Self-adaptive amorphous CoO(x)Cl(y) electrocatalyst for sustainable chlorine evolution in acidic brine

Electrochemical chlorine evolution reaction is of central importance in the chlor-alkali industry, but the chlorine evolution anode is largely limited by water oxidation side reaction and corrosion-induced performance decay in strong acids. Here we present an amorphous CoO(x)Cl(y) catalyst that has been deposited in situ in an acidic saline electrolyte containing Co(2+) and Cl(-) ions to adapt to the given electrochemical condition and exhibits ~100% chlorine evolution selectivity with an overpotential of ~0.1 V at 10 mA cm(−2) and high stability over 500 h.

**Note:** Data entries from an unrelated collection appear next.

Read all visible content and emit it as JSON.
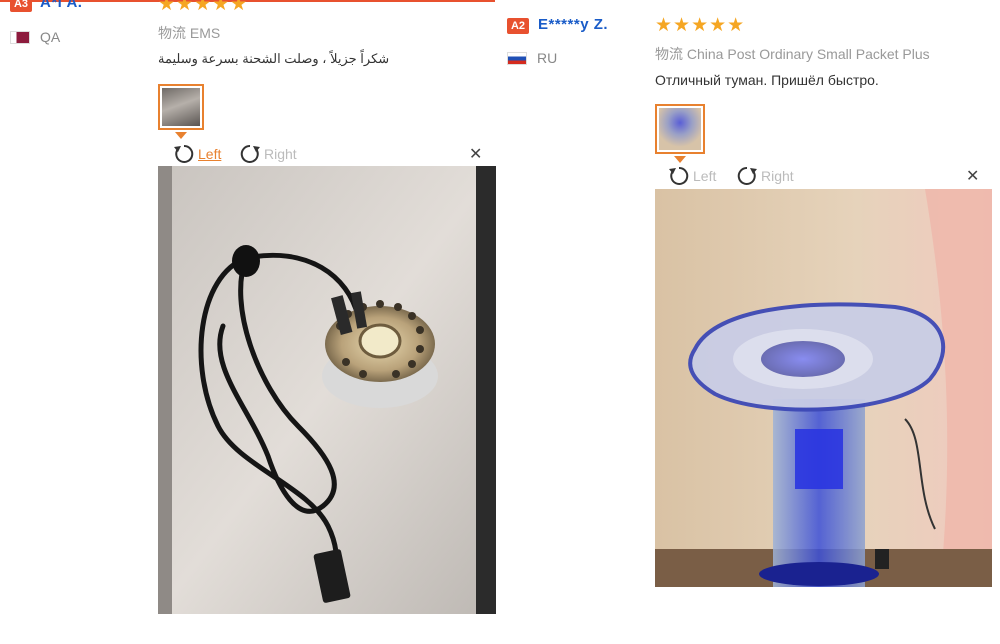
{
  "reviews": [
    {
      "badge": "A3",
      "username": "A*l A.",
      "country": "QA",
      "stars": "★★★★★",
      "shipping": "物流 EMS",
      "text": "شكراً جزيلاً ، وصلت الشحنة بسرعة وسليمة",
      "rotate_left": "Left",
      "rotate_right": "Right",
      "close": "✕"
    },
    {
      "badge": "A2",
      "username": "E*****y Z.",
      "country": "RU",
      "stars": "★★★★★",
      "shipping": "物流 China Post Ordinary Small Packet Plus",
      "text": "Отличный туман. Пришёл быстро.",
      "rotate_left": "Left",
      "rotate_right": "Right",
      "close": "✕"
    }
  ],
  "colors": {
    "badge_a3": "#e8512f",
    "badge_a2": "#e8512f",
    "username": "#1a5cc8",
    "stars": "#f5a623",
    "accent": "#e8812f"
  }
}
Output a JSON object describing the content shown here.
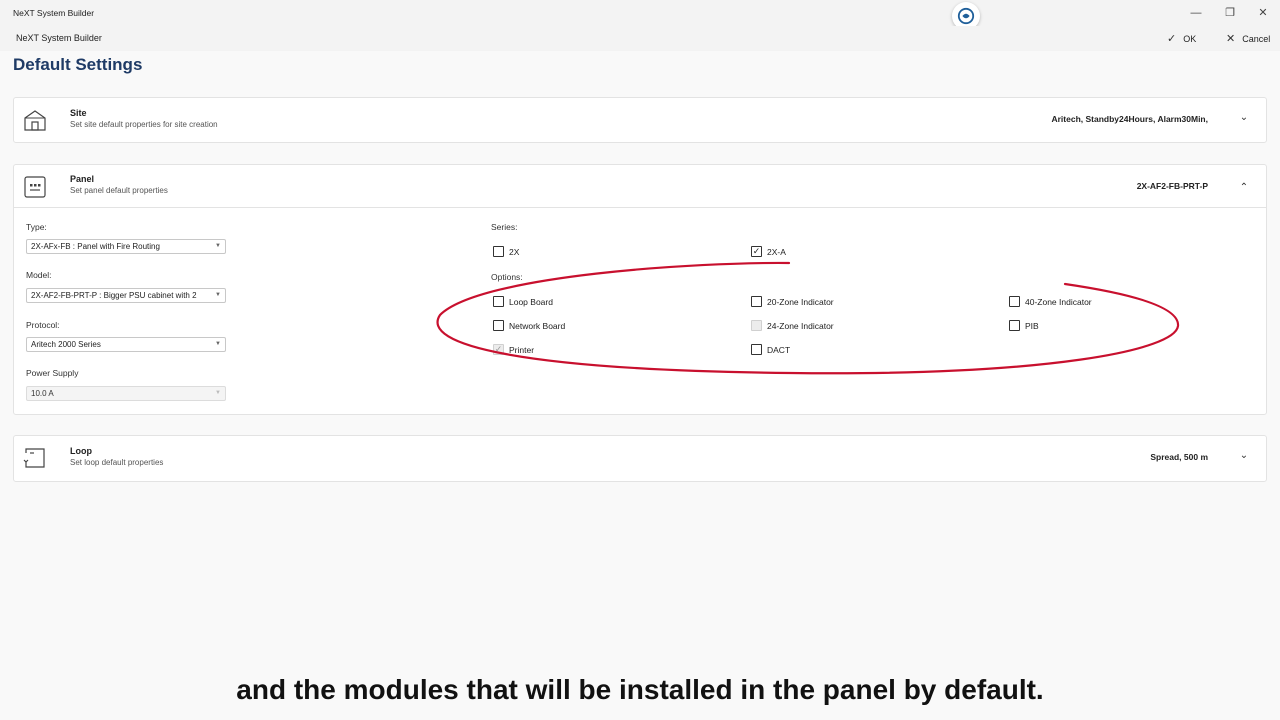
{
  "window": {
    "app_title": "NeXT System Builder",
    "minimize": "—",
    "restore": "❐",
    "close": "✕"
  },
  "commandbar": {
    "title": "NeXT System Builder",
    "ok_label": "OK",
    "cancel_label": "Cancel",
    "ok_icon": "✓",
    "cancel_icon": "✕"
  },
  "page_title": "Default Settings",
  "site": {
    "title": "Site",
    "subtitle": "Set site default properties for site creation",
    "value": "Aritech, Standby24Hours, Alarm30Min,",
    "chevron": "⌄"
  },
  "panel": {
    "title": "Panel",
    "subtitle": "Set panel default properties",
    "value": "2X-AF2-FB-PRT-P",
    "chevron": "⌃",
    "type_label": "Type:",
    "type_value": "2X-AFx-FB : Panel with Fire Routing",
    "model_label": "Model:",
    "model_value": "2X-AF2-FB-PRT-P : Bigger PSU cabinet with 2",
    "protocol_label": "Protocol:",
    "protocol_value": "Aritech 2000 Series",
    "power_label": "Power Supply",
    "power_value": "10.0 A",
    "series_label": "Series:",
    "series": [
      {
        "label": "2X",
        "checked": false
      },
      {
        "label": "2X-A",
        "checked": true
      }
    ],
    "options_label": "Options:",
    "options": [
      {
        "label": "Loop Board",
        "checked": false,
        "disabled": false
      },
      {
        "label": "20-Zone Indicator",
        "checked": false,
        "disabled": false
      },
      {
        "label": "40-Zone Indicator",
        "checked": false,
        "disabled": false
      },
      {
        "label": "Network Board",
        "checked": false,
        "disabled": false
      },
      {
        "label": "24-Zone Indicator",
        "checked": false,
        "disabled": true
      },
      {
        "label": "PIB",
        "checked": false,
        "disabled": false
      },
      {
        "label": "Printer",
        "checked": true,
        "disabled": true
      },
      {
        "label": "DACT",
        "checked": false,
        "disabled": false
      }
    ]
  },
  "loop": {
    "title": "Loop",
    "subtitle": "Set loop default properties",
    "value": "Spread, 500 m",
    "chevron": "⌄"
  },
  "caption": "and the modules that will be installed in the panel by default.",
  "colors": {
    "title_blue": "#1f3b66",
    "annotation_red": "#c8102e"
  }
}
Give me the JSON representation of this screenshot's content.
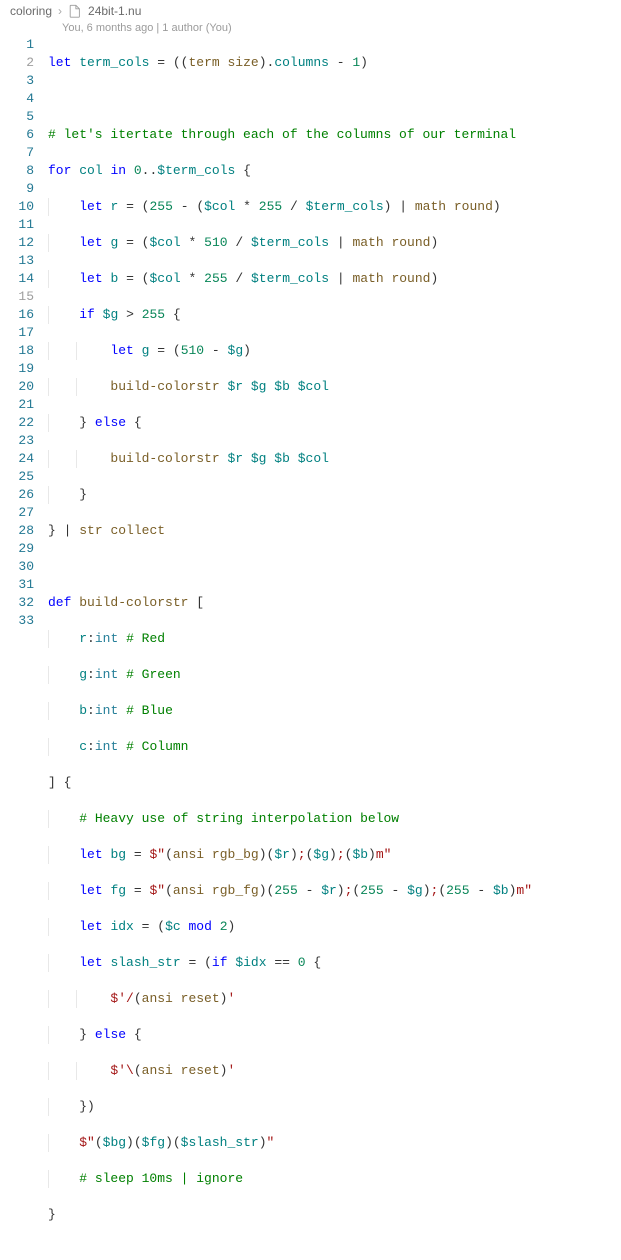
{
  "breadcrumb": {
    "folder": "coloring",
    "file": "24bit-1.nu"
  },
  "authors": "You, 6 months ago | 1 author (You)",
  "lines": {
    "count": 33
  },
  "code": {
    "l1": {
      "a": "let",
      "b": "term_cols",
      "c": "=",
      "d": "term size",
      "e": ".",
      "f": "columns",
      "g": "-",
      "h": "1"
    },
    "l3": "# let's itertate through each of the columns of our terminal",
    "l4": {
      "a": "for",
      "b": "col",
      "c": "in",
      "d": "0",
      "e": "..",
      "f": "$term_cols",
      "g": "{"
    },
    "l5": {
      "a": "let",
      "b": "r",
      "c": "=",
      "d": "255",
      "e": "-",
      "f": "$col",
      "g": "*",
      "h": "255",
      "i": "/",
      "j": "$term_cols",
      "k": "|",
      "l": "math round"
    },
    "l6": {
      "a": "let",
      "b": "g",
      "c": "=",
      "d": "$col",
      "e": "*",
      "f": "510",
      "g": "/",
      "h": "$term_cols",
      "i": "|",
      "j": "math round"
    },
    "l7": {
      "a": "let",
      "b": "b",
      "c": "=",
      "d": "$col",
      "e": "*",
      "f": "255",
      "g": "/",
      "h": "$term_cols",
      "i": "|",
      "j": "math round"
    },
    "l8": {
      "a": "if",
      "b": "$g",
      "c": ">",
      "d": "255",
      "e": "{"
    },
    "l9": {
      "a": "let",
      "b": "g",
      "c": "=",
      "d": "510",
      "e": "-",
      "f": "$g"
    },
    "l10": {
      "a": "build-colorstr",
      "b": "$r",
      "c": "$g",
      "d": "$b",
      "e": "$col"
    },
    "l11": {
      "a": "}",
      "b": "else",
      "c": "{"
    },
    "l12": {
      "a": "build-colorstr",
      "b": "$r",
      "c": "$g",
      "d": "$b",
      "e": "$col"
    },
    "l13": "}",
    "l14": {
      "a": "}",
      "b": "|",
      "c": "str collect"
    },
    "l16": {
      "a": "def",
      "b": "build-colorstr",
      "c": "["
    },
    "l17": {
      "a": "r",
      "b": ":",
      "c": "int",
      "d": "# Red"
    },
    "l18": {
      "a": "g",
      "b": ":",
      "c": "int",
      "d": "# Green"
    },
    "l19": {
      "a": "b",
      "b": ":",
      "c": "int",
      "d": "# Blue"
    },
    "l20": {
      "a": "c",
      "b": ":",
      "c": "int",
      "d": "# Column"
    },
    "l21": {
      "a": "]",
      "b": "{"
    },
    "l22": "# Heavy use of string interpolation below",
    "l23": {
      "a": "let",
      "b": "bg",
      "c": "=",
      "d": "$\"",
      "e": "ansi rgb_bg",
      "f": "$r",
      "g": ";",
      "h": "$g",
      "i": ";",
      "j": "$b",
      "k": "m\""
    },
    "l24": {
      "a": "let",
      "b": "fg",
      "c": "=",
      "d": "$\"",
      "e": "ansi rgb_fg",
      "f": "255",
      "g": "-",
      "h": "$r",
      "i": ";",
      "j": "255",
      "k": "-",
      "l": "$g",
      "m": ";",
      "n": "255",
      "o": "-",
      "p": "$b",
      "q": "m\""
    },
    "l25": {
      "a": "let",
      "b": "idx",
      "c": "=",
      "d": "$c",
      "e": "mod",
      "f": "2"
    },
    "l26": {
      "a": "let",
      "b": "slash_str",
      "c": "=",
      "d": "if",
      "e": "$idx",
      "f": "==",
      "g": "0",
      "h": "{"
    },
    "l27": {
      "a": "$'/",
      "b": "ansi reset",
      "c": "'"
    },
    "l28": {
      "a": "}",
      "b": "else",
      "c": "{"
    },
    "l29": {
      "a": "$'\\",
      "b": "ansi reset",
      "c": "'"
    },
    "l30": {
      "a": "}",
      "b": ")"
    },
    "l31": {
      "a": "$\"",
      "b": "$bg",
      "c": "$fg",
      "d": "$slash_str",
      "e": "\""
    },
    "l32": "# sleep 10ms | ignore",
    "l33": "}"
  }
}
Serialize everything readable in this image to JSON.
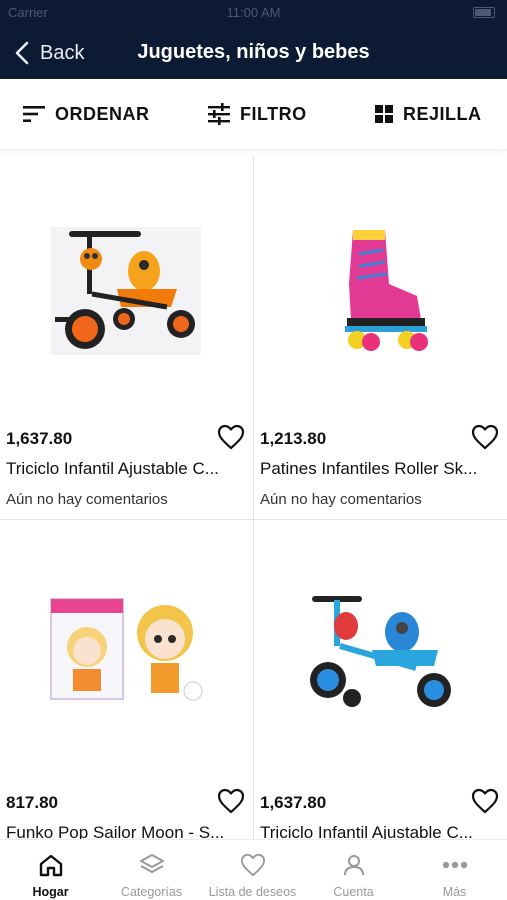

In situ spectroscopic studies and theoretical calculations reveal that the electrochemical introduction of Cl(-) prevents the Co sites from charging to a higher oxidation state thus suppressing the O-O bond formation for oxygen evolution. Consequently, the chlorine evolution selectivity has been enhanced on the Cl-constrained Co-O(*) sites via the Volmer-Heyrovsky pathway. This study provides fundamental insights into how the reactant Cl(-) itself can work as a promoter toward enhancing chlorine evolution in acidic brine.